De Forest’s remarkable artistic production of paintings, drawings, prints, sculptures, and folk objects continued uninterrupted throughout his long career. His artworks are to be found in many, many private art collections (to the continuing pure delight of their owners), and some of the most well respected public art collections, such as the San Francisco Museum of Modern Art, the Fine Arts Museums of San Francisco, the Crocker Art Museum of Sacramento, the Hirshhorn Museum of Washington, D.C., the Smithsonian American Art Museum, Washington, D.C, and many others. A “Roy De Forest Retrospective Exhibition” originated in 1974 at the San Francisco Museum of Modern Art and traveled to the Whitney Museum of American Art in New York City the following year. His complete list of public exhibitions is in the hundreds and his continuous and unabated prolific artistic production can serve as a model for any fully engaged young artist.
To know and understand Roy’s artwork is to know and understand Roy. He was human imagination incarnate. His artworks are populated with a menagerie of creatures – some identifiably of this world, others inhabitants of some purely imaginary land, all living narrative lives in some unbounded territory between reality and magic. In addition to the wonder and joy of his imagery, Roy was known as an artist’s artist. He constantly found new ways to apply paint/pigment/mark to paper/canvas/wood. To view one of his paintings or drawings is to enlarge one’s understanding of the fundamental act of artistic mark-making. A line traced along a French curve becomes a canoe; a series of squiggly black crayon marks on a yellow field above a silhouette of a face becomes a 1920’s flapper hairdo in a lithograph. Roy took great delight in artmaking – in the power of images and in the nature of artistic creation. That delight and totally artistic engagement is present in his work as whimsy bonded to meaning created in joy.
In his last New York exhibition, at the George Adams Gallery in 2005, the New York Times art critic, Roberta Smith said: “At 75, Mr. De Forest is painting pretty much what he has painted for years: dogs, men in hats or headdresses, and supernatural beings against a flattened terrain. Angular, masklike, brusquely rendered, they all seem shamanistic and slightly crazed; their bright, staring eyes imply the ingestion of hallucinatory substances.” And “His new works have become slightly more structured: compartmentalized into patchworks of portraits, friezes and pictures within pictures, as if the artist had a new appreciation for classic American folk art. They are also more inventive and sensuous in their handling of paint. The bristling textures have diversified -- new additions include mosaiclike sections of dried acrylic paint -- and the clearer composition increases their impact. These works have a blatant, consummate ease. If Mr. De Forest's goal is to transfer the ecstatic experience of the world from his creature-subjects to his creature-viewers, it has never been more clearly or radiantly stated.”

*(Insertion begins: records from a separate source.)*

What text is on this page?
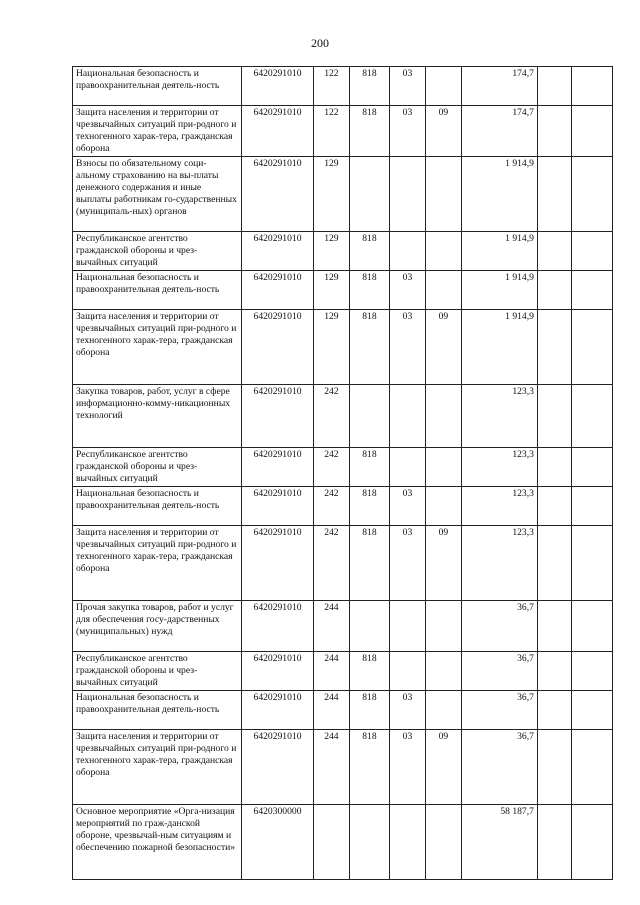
200
Национальная безопасность и правоохранительная деятель-ность	6420291010	122	818	03		174,7		
Защита населения и территории от чрезвычайных ситуаций при-родного и техногенного харак-тера, гражданская оборона	6420291010	122	818	03	09	174,7		
Взносы по обязательному соци-альному страхованию на вы-платы денежного содержания и иные выплаты работникам го-сударственных (муниципаль-ных) органов	6420291010	129				1 914,9		
Республиканское агентство гражданской обороны и чрез-вычайных ситуаций	6420291010	129	818			1 914,9		
Национальная безопасность и правоохранительная деятель-ность	6420291010	129	818	03		1 914,9		
Защита населения и территории от чрезвычайных ситуаций при-родного и техногенного харак-тера, гражданская оборона	6420291010	129	818	03	09	1 914,9		
Закупка товаров, работ, услуг в сфере информационно-комму-никационных технологий	6420291010	242				123,3		
Республиканское агентство гражданской обороны и чрез-вычайных ситуаций	6420291010	242	818			123,3		
Национальная безопасность и правоохранительная деятель-ность	6420291010	242	818	03		123,3		
Защита населения и территории от чрезвычайных ситуаций при-родного и техногенного харак-тера, гражданская оборона	6420291010	242	818	03	09	123,3		
Прочая закупка товаров, работ и услуг для обеспечения госу-дарственных (муниципальных) нужд	6420291010	244				36,7		
Республиканское агентство гражданской обороны и чрез-вычайных ситуаций	6420291010	244	818			36,7		
Национальная безопасность и правоохранительная деятель-ность	6420291010	244	818	03		36,7		
Защита населения и территории от чрезвычайных ситуаций при-родного и техногенного харак-тера, гражданская оборона	6420291010	244	818	03	09	36,7		
Основное мероприятие «Орга-низация мероприятий по граж-данской обороне, чрезвычай-ным ситуациям и обеспечению пожарной безопасности»	6420300000					58 187,7		
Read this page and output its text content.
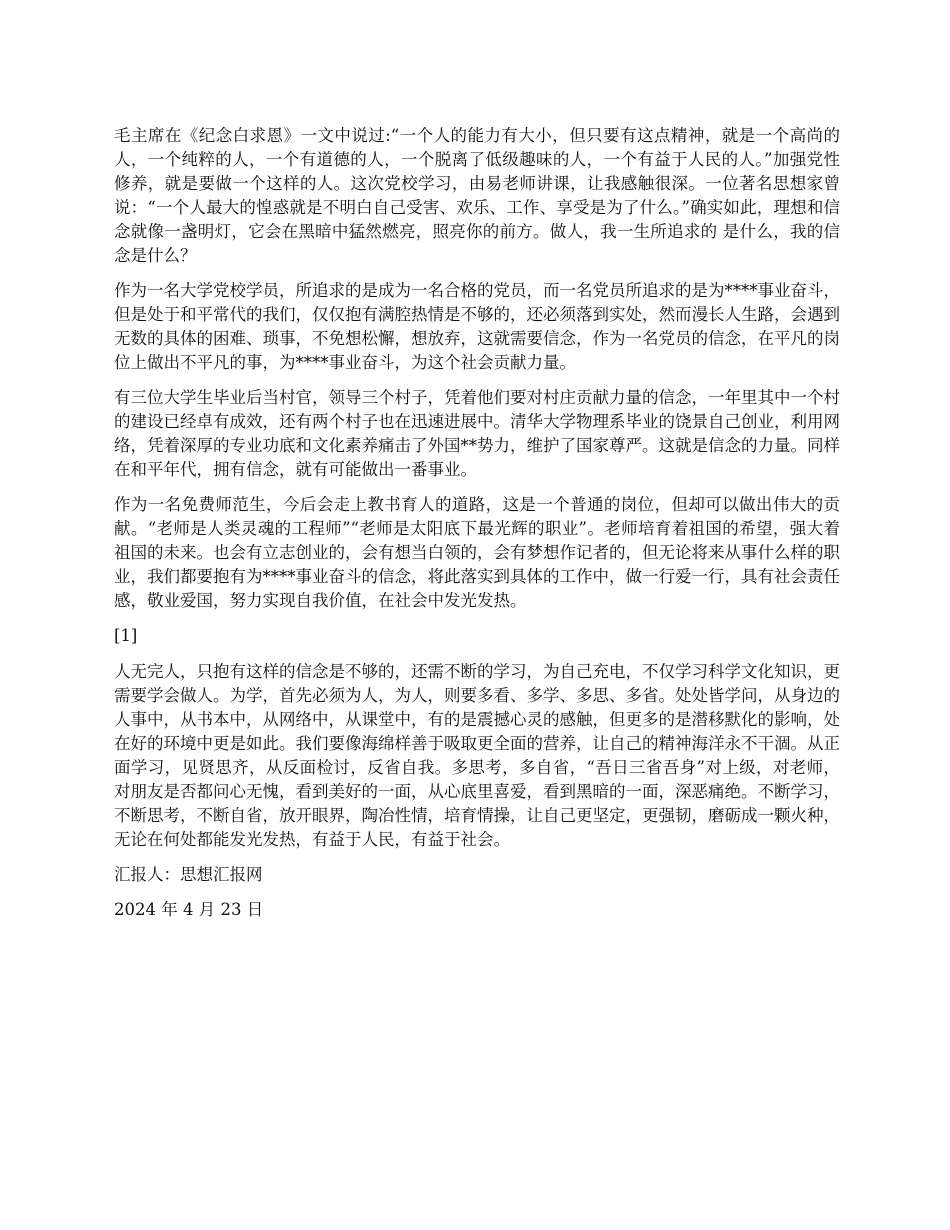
毛主席在《纪念白求恩》一文中说过:“一个人的能力有大小，但只要有这点精神，就是一个高尚的人，一个纯粹的人，一个有道德的人，一个脱离了低级趣味的人，一个有益于人民的人。”加强党性修养，就是要做一个这样的人。这次党校学习，由易老师讲课，让我感触很深。一位著名思想家曾说：“一个人最大的惶惑就是不明白自己受害、欢乐、工作、享受是为了什么。”确实如此，理想和信念就像一盏明灯，它会在黑暗中猛然燃亮，照亮你的前方。做人，我一生所追求的 是什么，我的信念是什么？

作为一名大学党校学员，所追求的是成为一名合格的党员，而一名党员所追求的是为****事业奋斗，但是处于和平常代的我们，仅仅抱有满腔热情是不够的，还必须落到实处，然而漫长人生路，会遇到无数的具体的困难、琐事，不免想松懈，想放弃，这就需要信念，作为一名党员的信念，在平凡的岗位上做出不平凡的事，为****事业奋斗，为这个社会贡献力量。

有三位大学生毕业后当村官，领导三个村子，凭着他们要对村庄贡献力量的信念，一年里其中一个村的建设已经卓有成效，还有两个村子也在迅速进展中。清华大学物理系毕业的饶景自己创业，利用网络，凭着深厚的专业功底和文化素养痛击了外国**势力，维护了国家尊严。这就是信念的力量。同样在和平年代，拥有信念，就有可能做出一番事业。

作为一名免费师范生，今后会走上教书育人的道路，这是一个普通的岗位，但却可以做出伟大的贡献。“老师是人类灵魂的工程师”“老师是太阳底下最光辉的职业”。老师培育着祖国的希望，强大着祖国的未来。也会有立志创业的，会有想当白领的，会有梦想作记者的，但无论将来从事什么样的职业，我们都要抱有为****事业奋斗的信念，将此落实到具体的工作中，做一行爱一行，具有社会责任感，敬业爱国，努力实现自我价值，在社会中发光发热。

[1]

人无完人，只抱有这样的信念是不够的，还需不断的学习，为自己充电，不仅学习科学文化知识，更需要学会做人。为学，首先必须为人，为人，则要多看、多学、多思、多省。处处皆学问，从身边的人事中，从书本中，从网络中，从课堂中，有的是震撼心灵的感触，但更多的是潜移默化的影响，处在好的环境中更是如此。我们要像海绵样善于吸取更全面的营养，让自己的精神海洋永不干涸。从正面学习，见贤思齐，从反面检讨，反省自我。多思考，多自省，“吾日三省吾身”对上级，对老师，对朋友是否都问心无愧，看到美好的一面，从心底里喜爱，看到黑暗的一面，深恶痛绝。不断学习，不断思考，不断自省，放开眼界，陶冶性情，培育情操，让自己更坚定，更强韧，磨砺成一颗火种，无论在何处都能发光发热，有益于人民，有益于社会。

汇报人：思想汇报网

2024 年 4 月 23 日
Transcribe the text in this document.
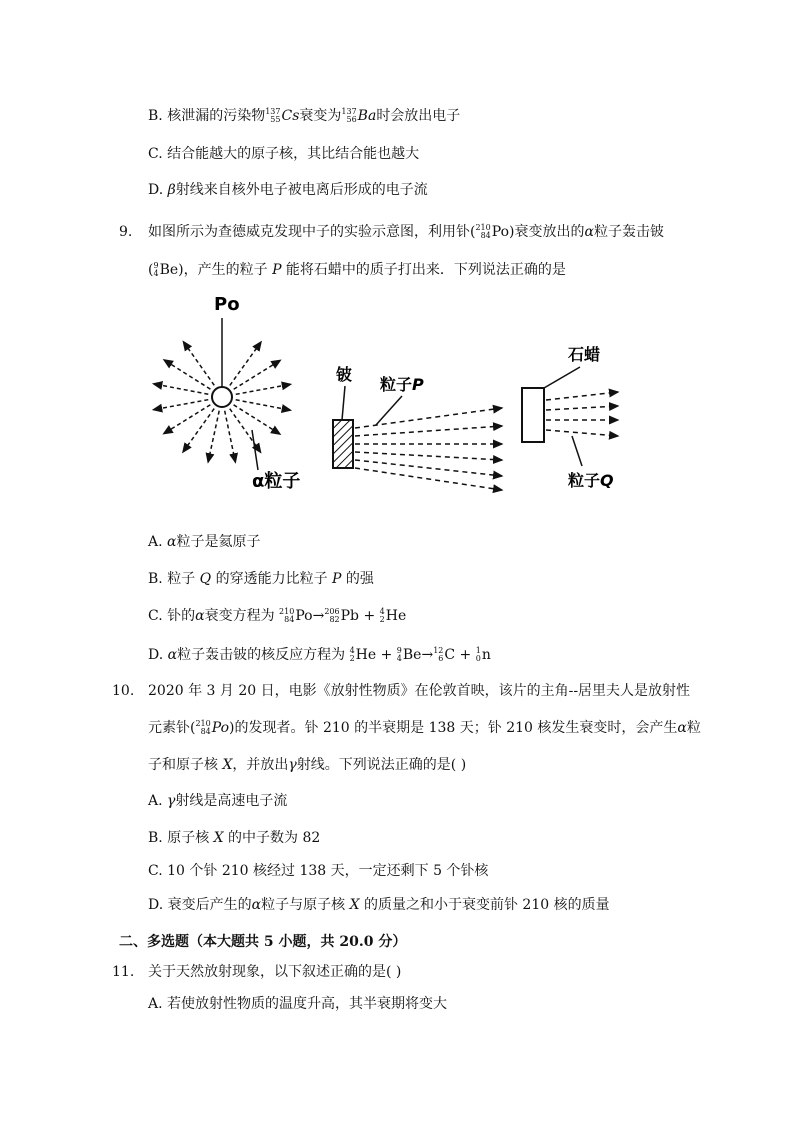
B. 核泄漏的污染物 137
55 Cs衰变为 137
56 Ba时会放出电子
C. 结合能越大的原子核，其比结合能也越大
D. β射线来自核外电子被电离后形成的电子流
9. 如图所示为查德威克发现中子的实验示意图，利用钋( 210
84 Po)衰变放出的α粒子轰击铍
( 9
4 Be)，产生的粒子 P 能将石蜡中的质子打出来．下列说法正确的是
Po
α粒子
铍
粒子P
石蜡
粒子Q
A. α粒子是氦原子
B. 粒子 Q 的穿透能力比粒子 P 的强
C. 钋的α衰变方程为 210
84 Po→ 206
82 Pb + 4
2 He
D. α粒子轰击铍的核反应方程为 4
2 He + 9
4 Be→ 12
6 C + 1
0 n
10. 2020 年 3 月 20 日，电影《放射性物质》在伦敦首映，该片的主角--居里夫人是放射性
元素钋( 210
84 Po)的发现者。钋 210 的半衰期是 138 天；钋 210 核发生衰变时，会产生α粒
子和原子核 X，并放出γ射线。下列说法正确的是( )
A. γ射线是高速电子流
B. 原子核 X 的中子数为 82
C. 10 个钋 210 核经过 138 天，一定还剩下 5 个钋核
D. 衰变后产生的α粒子与原子核 X 的质量之和小于衰变前钋 210 核的质量
二、多选题（本大题共 5 小题，共 20.0 分）
11. 关于天然放射现象，以下叙述正确的是( )
A. 若使放射性物质的温度升高，其半衰期将变大
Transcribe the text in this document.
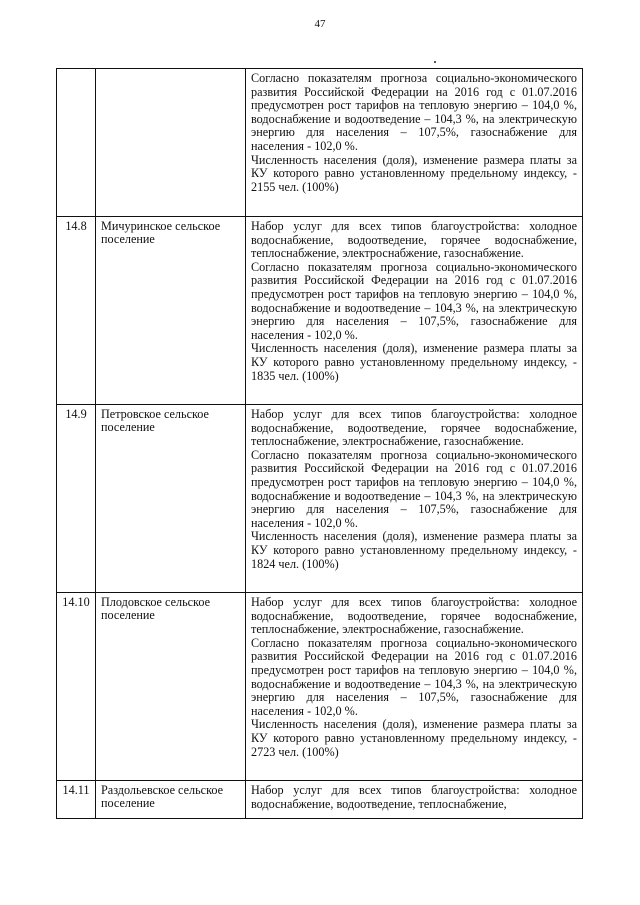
47

		Согласно показателям прогноза социально-экономического развития Российской Федерации на 2016 год с 01.07.2016 предусмотрен рост тарифов на тепловую энергию – 104,0 %, водоснабжение и водоотведение – 104,3 %, на электрическую энергию для населения – 107,5%, газоснабжение для населения - 102,0 %.

Численность населения (доля), изменение размера платы за КУ которого равно установленному предельному индексу, - 2155 чел. (100%)

14.8	Мичуринское сельское поселение	Набор услуг для всех типов благоустройства: холодное водоснабжение, водоотведение, горячее водоснабжение, теплоснабжение, электроснабжение, газоснабжение.

Согласно показателям прогноза социально-экономического развития Российской Федерации на 2016 год с 01.07.2016 предусмотрен рост тарифов на тепловую энергию – 104,0 %, водоснабжение и водоотведение – 104,3 %, на электрическую энергию для населения – 107,5%, газоснабжение для населения - 102,0 %.

Численность населения (доля), изменение размера платы за КУ которого равно установленному предельному индексу, - 1835 чел. (100%)

14.9	Петровское сельское поселение	Набор услуг для всех типов благоустройства: холодное водоснабжение, водоотведение, горячее водоснабжение, теплоснабжение, электроснабжение, газоснабжение.

Согласно показателям прогноза социально-экономического развития Российской Федерации на 2016 год с 01.07.2016 предусмотрен рост тарифов на тепловую энергию – 104,0 %, водоснабжение и водоотведение – 104,3 %, на электрическую энергию для населения – 107,5%, газоснабжение для населения - 102,0 %.

Численность населения (доля), изменение размера платы за КУ которого равно установленному предельному индексу, - 1824 чел. (100%)

14.10	Плодовское сельское поселение	Набор услуг для всех типов благоустройства: холодное водоснабжение, водоотведение, горячее водоснабжение, теплоснабжение, электроснабжение, газоснабжение.

Согласно показателям прогноза социально-экономического развития Российской Федерации на 2016 год с 01.07.2016 предусмотрен рост тарифов на тепловую энергию – 104,0 %, водоснабжение и водоотведение – 104,3 %, на электрическую энергию для населения – 107,5%, газоснабжение для населения - 102,0 %.

Численность населения (доля), изменение размера платы за КУ которого равно установленному предельному индексу, - 2723 чел. (100%)

14.11	Раздольевское сельское поселение	Набор услуг для всех типов благоустройства: холодное водоснабжение, водоотведение, теплоснабжение,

To personally encounter Roy was - not unlike viewing his artwork - a unique experience - always surprising, always amazing. He had a gentle demeanor coupled to an incisive intelligence; a great generosity of spirit matched by an amazing capacity for spontaneity, and a warm open smile that hinted at untold imaginative secrets. He was a wonderful artist, a giving teacher, a truly genuine colleague, and an American original.